The only other features were farther north and slightly west, two places separated by half an inch, marked in a cramped hand and underlined.
German Flats
and
Stony Run.
Below, at the bottom of the map, was a single word:
Okewa.
He was about to leave when his gaze fell on two flour sacks, each with lumpish contents. Upending the first on the table, he discovered an ornate red-peaked cap, tall and military with a large
49
embroidered in gold brocade. He studied it in the dim light, putting his hand inside it, not understanding why it should be kept so secret. He stretched it over the candle. There were four small holes in its side, each big enough to insert a writing lead, spaced in two pairs four inches apart.

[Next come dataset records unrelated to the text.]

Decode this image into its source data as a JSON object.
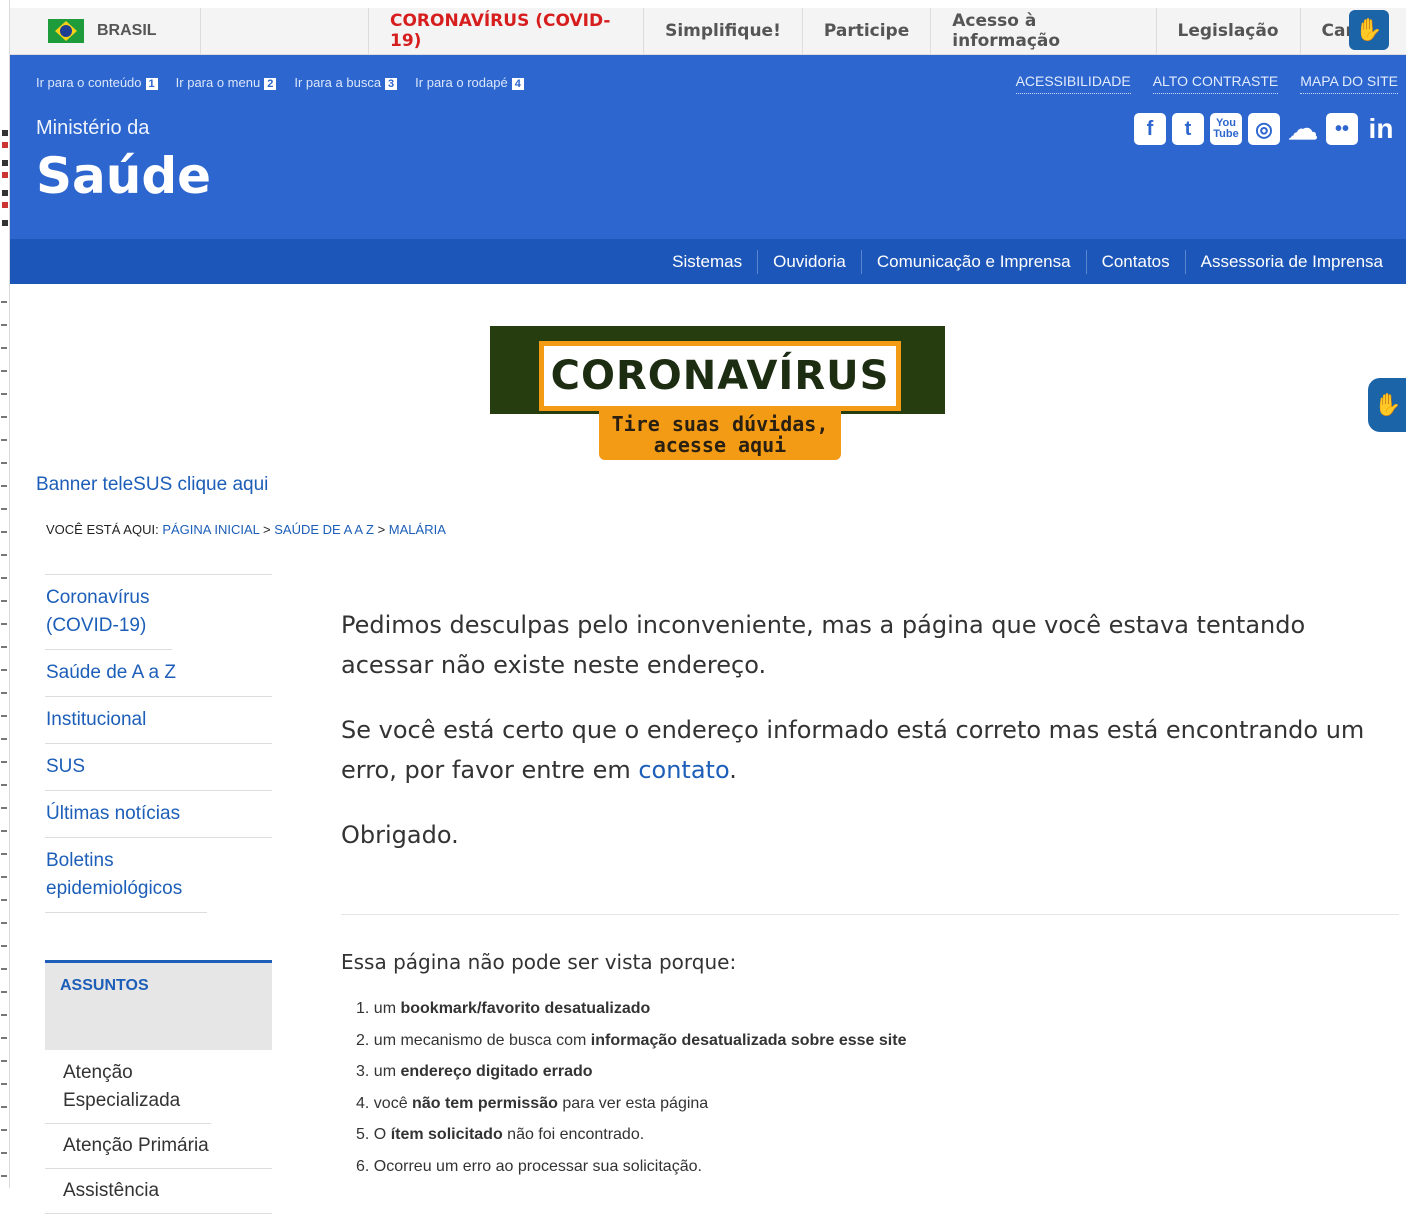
{
  "gov_bar": {
    "brand": "BRASIL",
    "links": [
      {
        "label": "CORONAVÍRUS (COVID-19)",
        "highlight": true
      },
      {
        "label": "Simplifique!"
      },
      {
        "label": "Participe"
      },
      {
        "label": "Acesso à informação"
      },
      {
        "label": "Legislação"
      },
      {
        "label": "Canais"
      }
    ],
    "accessibility_icon": "sign-language-hands-icon"
  },
  "header": {
    "skip_links": [
      {
        "label": "Ir para o conteúdo",
        "key": "1"
      },
      {
        "label": "Ir para o menu",
        "key": "2"
      },
      {
        "label": "Ir para a busca",
        "key": "3"
      },
      {
        "label": "Ir para o rodapé",
        "key": "4"
      }
    ],
    "top_links": [
      "ACESSIBILIDADE",
      "ALTO CONTRASTE",
      "MAPA DO SITE"
    ],
    "ministry_line": "Ministério da",
    "ministry_name": "Saúde",
    "social_icons": [
      "facebook-icon",
      "twitter-icon",
      "youtube-icon",
      "instagram-icon",
      "cloud-icon",
      "flickr-icon",
      "linkedin-icon"
    ],
    "services": [
      "Sistemas",
      "Ouvidoria",
      "Comunicação e Imprensa",
      "Contatos",
      "Assessoria de Imprensa"
    ]
  },
  "banner": {
    "title": "CORONAVÍRUS",
    "subtitle_line1": "Tire suas dúvidas,",
    "subtitle_line2": "acesse aqui"
  },
  "telesus_link": "Banner teleSUS clique aqui",
  "breadcrumb": {
    "prefix": "VOCÊ ESTÁ AQUI:",
    "items": [
      "PÁGINA INICIAL",
      "SAÚDE DE A A Z",
      "MALÁRIA"
    ],
    "separator": ">"
  },
  "side_nav": [
    "Coronavírus (COVID-19)",
    "Saúde de A a Z",
    "Institucional",
    "SUS",
    "Últimas notícias",
    "Boletins epidemiológicos"
  ],
  "assuntos": {
    "title": "ASSUNTOS",
    "items": [
      "Atenção Especializada",
      "Atenção Primária",
      "Assistência"
    ]
  },
  "message": {
    "p1": "Pedimos desculpas pelo inconveniente, mas a página que você estava tentando acessar não existe neste endereço.",
    "p2_before": "Se você está certo que o endereço informado está correto mas está encontrando um erro, por favor entre em ",
    "p2_link": "contato",
    "p2_after": ".",
    "p3": "Obrigado."
  },
  "reasons": {
    "title": "Essa página não pode ser vista porque:",
    "items": [
      {
        "n": "1.",
        "pre": "um ",
        "bold": "bookmark/favorito desatualizado",
        "post": ""
      },
      {
        "n": "2.",
        "pre": "um mecanismo de busca com ",
        "bold": "informação desatualizada sobre esse site",
        "post": ""
      },
      {
        "n": "3.",
        "pre": "um ",
        "bold": "endereço digitado errado",
        "post": ""
      },
      {
        "n": "4.",
        "pre": "você ",
        "bold": "não tem permissão",
        "post": " para ver esta página"
      },
      {
        "n": "5.",
        "pre": "O ",
        "bold": "ítem solicitado",
        "post": " não foi encontrado."
      },
      {
        "n": "6.",
        "pre": "Ocorreu um erro ao processar sua solicitação.",
        "bold": "",
        "post": ""
      }
    ]
  },
  "colors": {
    "header_blue": "#2c66ce",
    "service_bar_blue": "#1d56b9",
    "link_blue": "#1c5eb8",
    "covid_red": "#d71e1e",
    "banner_green": "#263d10",
    "banner_orange": "#f39b15"
  }
}
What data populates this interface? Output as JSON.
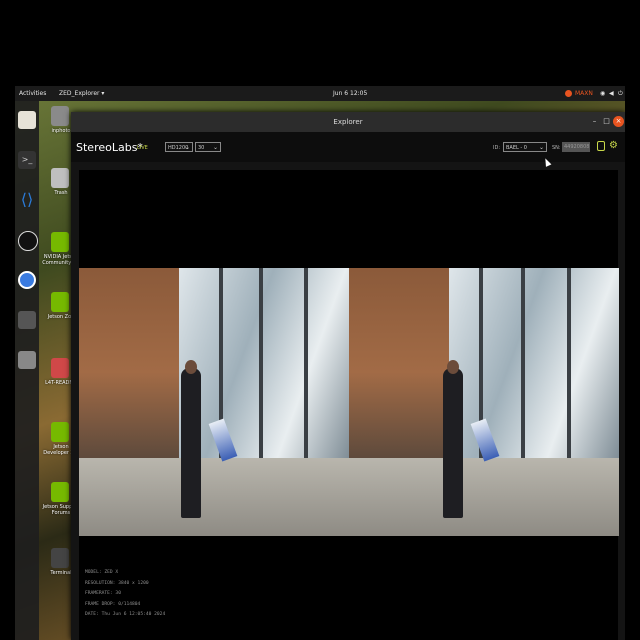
{
  "topbar": {
    "activities": "Activities",
    "app_menu": "ZED_Explorer ▾",
    "datetime": "Jun 6  12:05",
    "power_mode": "MAXN"
  },
  "desktop": {
    "icons": [
      {
        "label": "inphoto",
        "color": "#8a8a8a"
      },
      {
        "label": "Trash",
        "color": "#bfbfbf"
      },
      {
        "label": "NVIDIA Jetson Community P...",
        "color": "#76b900"
      },
      {
        "label": "Jetson Zoo",
        "color": "#76b900"
      },
      {
        "label": "L4T-README",
        "color": "#d04848"
      },
      {
        "label": "Jetson Developer Z...",
        "color": "#76b900"
      },
      {
        "label": "Jetson Support Forums",
        "color": "#76b900"
      },
      {
        "label": "Terminal",
        "color": "#444"
      }
    ]
  },
  "dock": {
    "items": [
      {
        "name": "files-icon",
        "color": "#e7e3d8"
      },
      {
        "name": "terminal-icon",
        "color": "#333"
      },
      {
        "name": "vscode-icon",
        "color": "#2b7bd8"
      },
      {
        "name": "obs-icon",
        "color": "#222"
      },
      {
        "name": "chromium-icon",
        "color": "#3a7be0"
      },
      {
        "name": "app-icon",
        "color": "#555"
      },
      {
        "name": "drive-icon",
        "color": "#888"
      }
    ]
  },
  "window": {
    "title": "Explorer",
    "minimize": "–",
    "maximize": "□",
    "close": "×"
  },
  "toolbar": {
    "brand": "StereoLabs*",
    "live": "LIVE",
    "resolution": "HD1200",
    "fps": "30",
    "id_label": "ID:",
    "id_value": "BAEL - 0",
    "sn_label": "SN:",
    "sn_value": "44920808"
  },
  "info": {
    "model": "MODEL: ZED X",
    "resolution": "RESOLUTION: 3840 x 1200",
    "framerate": "FRAMERATE: 30",
    "frame_drop": "FRAME DROP: 0/114804",
    "date": "DATE: Thu Jun 6 12:05:40 2024"
  },
  "colors": {
    "accent_live": "#c8d84a",
    "close_button": "#e95420"
  }
}
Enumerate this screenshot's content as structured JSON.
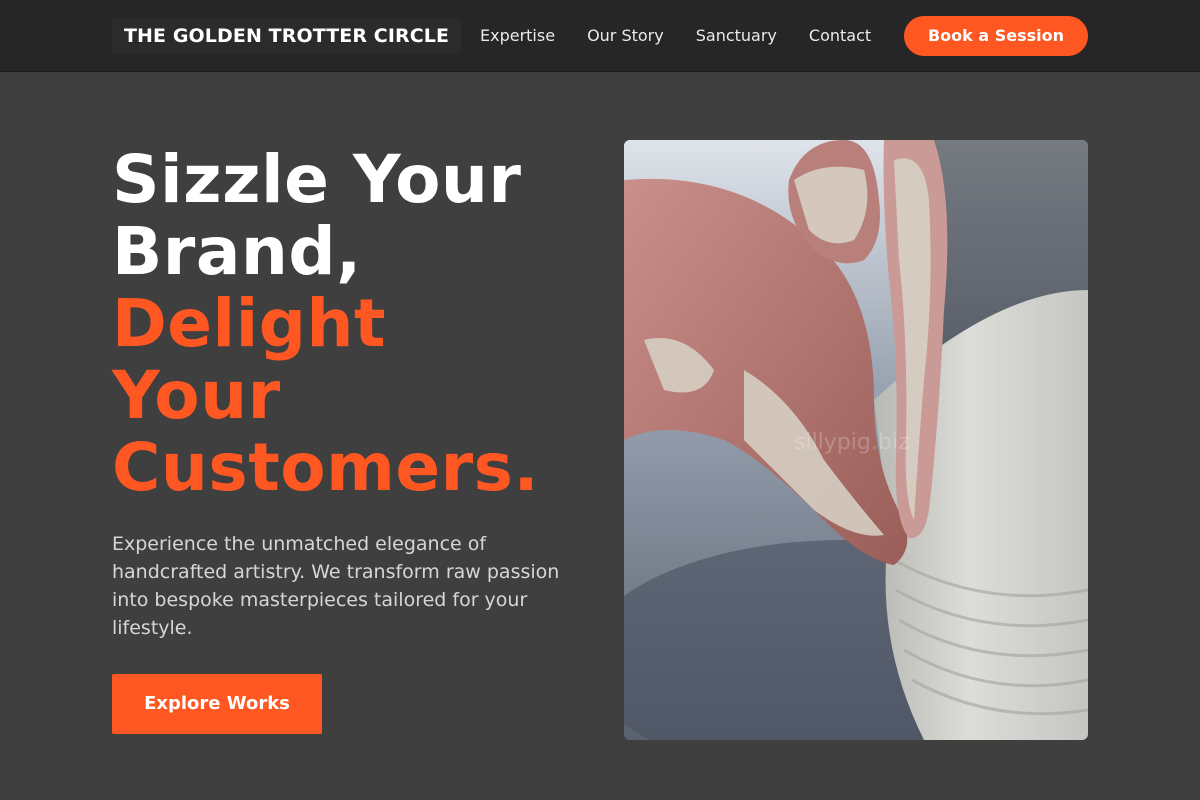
{
  "header": {
    "brand": "THE GOLDEN TROTTER CIRCLE",
    "nav": [
      {
        "label": "Expertise"
      },
      {
        "label": "Our Story"
      },
      {
        "label": "Sanctuary"
      },
      {
        "label": "Contact"
      }
    ],
    "cta_label": "Book a Session"
  },
  "hero": {
    "title_white": [
      "Sizzle Your",
      "Brand,"
    ],
    "title_accent": [
      "Delight",
      "Your",
      "Customers."
    ],
    "description": "Experience the unmatched elegance of handcrafted artistry. We transform raw passion into bespoke masterpieces tailored for your lifestyle.",
    "button_label": "Explore Works",
    "image_watermark": "sillypig.biz"
  },
  "colors": {
    "accent": "#ff5722",
    "background": "#3f3f3f",
    "header_background": "#262626"
  }
}
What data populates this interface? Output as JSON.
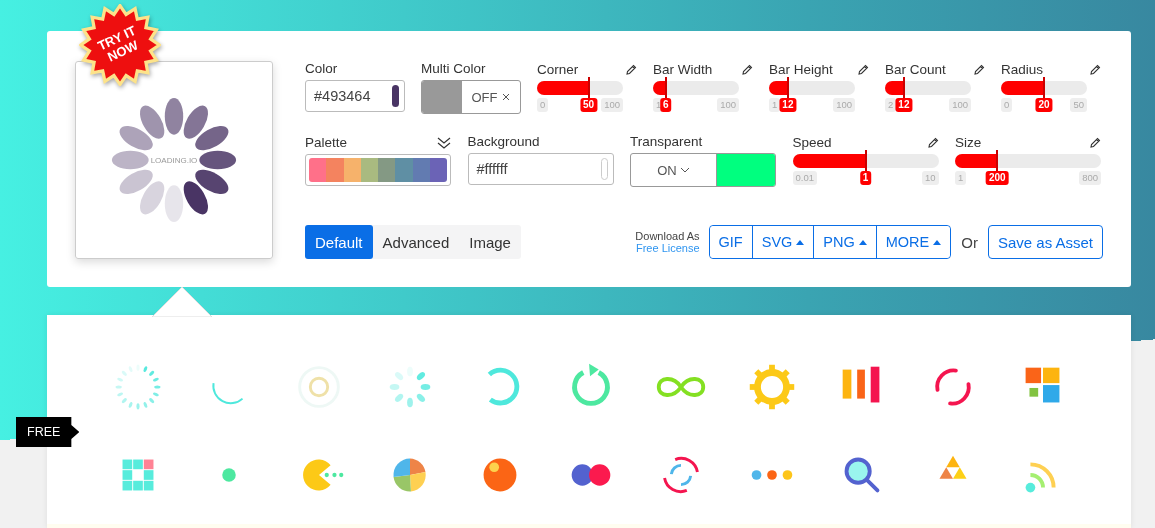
{
  "badge": "TRY IT NOW",
  "preview": {
    "text": "LOADING.IO",
    "color": "#493464"
  },
  "color_field": {
    "label": "Color",
    "value": "#493464",
    "color": "#493464"
  },
  "multi_color": {
    "label": "Multi Color",
    "on": false,
    "text": "OFF"
  },
  "sliders_top": [
    {
      "label": "Corner",
      "level": 0.6,
      "min": "0",
      "value": "50",
      "max": "100"
    },
    {
      "label": "Bar Width",
      "level": 0.15,
      "min": "1",
      "value": "6",
      "max": "100"
    },
    {
      "label": "Bar Height",
      "level": 0.22,
      "min": "1",
      "value": "12",
      "max": "100"
    },
    {
      "label": "Bar Count",
      "level": 0.22,
      "min": "2",
      "value": "12",
      "max": "100"
    },
    {
      "label": "Radius",
      "level": 0.5,
      "min": "0",
      "value": "20",
      "max": "50"
    }
  ],
  "palette": {
    "label": "Palette",
    "colors": [
      {
        "color": "#ff7089"
      },
      {
        "color": "#f4835f"
      },
      {
        "color": "#f6b26b"
      },
      {
        "color": "#a9ba80"
      },
      {
        "color": "#849984"
      },
      {
        "color": "#5f8fa4"
      },
      {
        "color": "#627bb1"
      },
      {
        "color": "#6b63b6"
      }
    ]
  },
  "background_field": {
    "label": "Background",
    "value": "#ffffff",
    "color": "#ffffff"
  },
  "transparent": {
    "label": "Transparent",
    "on": true,
    "text": "ON",
    "color": "#00ff7f"
  },
  "sliders_bottom": [
    {
      "label": "Speed",
      "level": 0.5,
      "min": "0.01",
      "value": "1",
      "max": "10"
    },
    {
      "label": "Size",
      "level": 0.29,
      "min": "1",
      "value": "200",
      "max": "800"
    }
  ],
  "tabs": [
    {
      "label": "Default",
      "selected": true
    },
    {
      "label": "Advanced",
      "selected": false
    },
    {
      "label": "Image",
      "selected": false
    }
  ],
  "download": {
    "label": "Download As",
    "link": "Free License"
  },
  "formats": [
    {
      "label": "GIF",
      "menu": false
    },
    {
      "label": "SVG",
      "menu": true
    },
    {
      "label": "PNG",
      "menu": true
    },
    {
      "label": "MORE",
      "menu": true
    }
  ],
  "or_text": "Or",
  "save_button": "Save as Asset",
  "free_tag": "FREE"
}
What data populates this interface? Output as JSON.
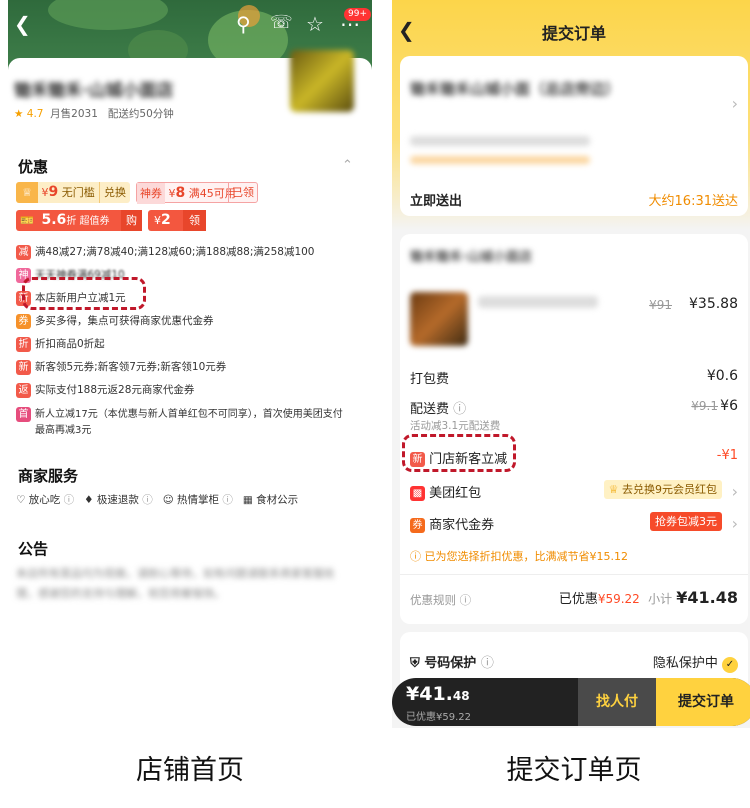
{
  "left": {
    "badge": "99+",
    "store_title": "锄禾锄禾·山城小面店",
    "rating": "4.7",
    "monthly_sales": "月售2031",
    "delivery_time": "配送约50分钟",
    "offers_title": "优惠",
    "coupon1_value": "9",
    "coupon1_desc": "无门槛",
    "coupon1_action": "兑换",
    "coupon2_tag": "神券",
    "coupon2_value": "8",
    "coupon2_desc": "满45可用",
    "coupon2_action": "已领",
    "coupon3_value": "5.6",
    "coupon3_desc": "折 超值券",
    "coupon3_action": "购",
    "coupon4_value": "2",
    "coupon4_action": "领",
    "currency": "¥",
    "offers": [
      {
        "icon": "减",
        "color": "#f25a4a",
        "text": "满48减27;满78减40;满128减60;满188减88;满258减100"
      },
      {
        "icon": "神",
        "color": "#f0689b",
        "text": "天天神券满69减10"
      },
      {
        "icon": "新",
        "color": "#f25a4a",
        "text": "本店新用户立减1元"
      },
      {
        "icon": "券",
        "color": "#f6912a",
        "text": "多买多得，集点可获得商家优惠代金券"
      },
      {
        "icon": "折",
        "color": "#f25a4a",
        "text": "折扣商品0折起"
      },
      {
        "icon": "新",
        "color": "#f25a4a",
        "text": "新客领5元券;新客领7元券;新客领10元券"
      },
      {
        "icon": "返",
        "color": "#f25a4a",
        "text": "实际支付188元返28元商家代金券"
      },
      {
        "icon": "首",
        "color": "#e64d7d",
        "text": "新人立减17元（本优惠与新人首单红包不可同享），首次使用美团支付"
      },
      {
        "icon": "",
        "color": "",
        "text": "最高再减3元"
      }
    ],
    "service_title": "商家服务",
    "services": [
      "放心吃",
      "极速退款",
      "热情掌柜",
      "食材公示"
    ],
    "notice_title": "公告",
    "notice_text": "本店所有菜品均为现做，请耐心等待，如有问题请联系商家客服处理，感谢您的支持与理解，祝您用餐愉快。",
    "caption": "店铺首页"
  },
  "right": {
    "title": "提交订单",
    "address_blur": "锄禾锄禾山城小面（总店旁边）",
    "send_now": "立即送出",
    "eta": "大约16:31送达",
    "store_blur": "锄禾锄禾·山城小面店",
    "item_old_price": "¥91",
    "item_price": "¥35.88",
    "packing_label": "打包费",
    "packing_price": "¥0.6",
    "delivery_label": "配送费",
    "delivery_old": "¥9.1",
    "delivery_price": "¥6",
    "delivery_note": "活动减3.1元配送费",
    "new_customer_icon": "新",
    "new_customer_label": "门店新客立减",
    "new_customer_value": "-¥1",
    "redpack_label": "美团红包",
    "redpack_action": "去兑换9元会员红包",
    "voucher_icon": "券",
    "voucher_label": "商家代金券",
    "voucher_action": "抢券包减3元",
    "tip": "已为您选择折扣优惠，比满减节省¥15.12",
    "rules_label": "优惠规则",
    "saved_label": "已优惠",
    "saved_value": "¥59.22",
    "subtotal_label": "小计",
    "subtotal_value": "¥41.48",
    "privacy_label": "号码保护",
    "privacy_status": "隐私保护中",
    "pay_main": "¥41.",
    "pay_cents": "48",
    "pay_saved": "已优惠¥59.22",
    "find_pay": "找人付",
    "submit": "提交订单",
    "caption": "提交订单页"
  },
  "colors": {
    "accent": "#ffd23f",
    "red": "#ff4a26",
    "annotation": "#c0182a"
  }
}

They were too small for bullet holes, too regular to be the work of wool-eating insects. At the bottom of the flour sack was a brass cylinder, perhaps five inches long, perforated with holes and tapered at the base, topped with a hinged, domed cap.
He absently opened the second sack, upending it onto the table, then with a moan backed away. Inside were skulls, perhaps twenty skulls of birds, messengers to the gods. His hand trembling, he returned the bones to the sack, then dropped the cylinder into his pocket. He lifted the cap to return it to its sack, then paused and quickly tucked it inside his belt, pocketed the map, and jammed several of the guncloths into the empty sack.
A minute later he was out of the house, calming himself with gulps of the cool night air, heading across the plowed fields in the moonlight. He sat against a huge stump that had been too big for the oxen to extract, trying to lose himself in the deep night sky.
He turned the red cap over in his hand, uncertain why he had taken it, uncertain why it would be important to Ramsey. But somehow it seemed to be a start, a tiny step toward becoming the chieftain that Lister wanted him to be. As he studied the stars he began to sing, in quiet Gaelic, an old ballad about a Highlands warrior who battled the gods to save his clan.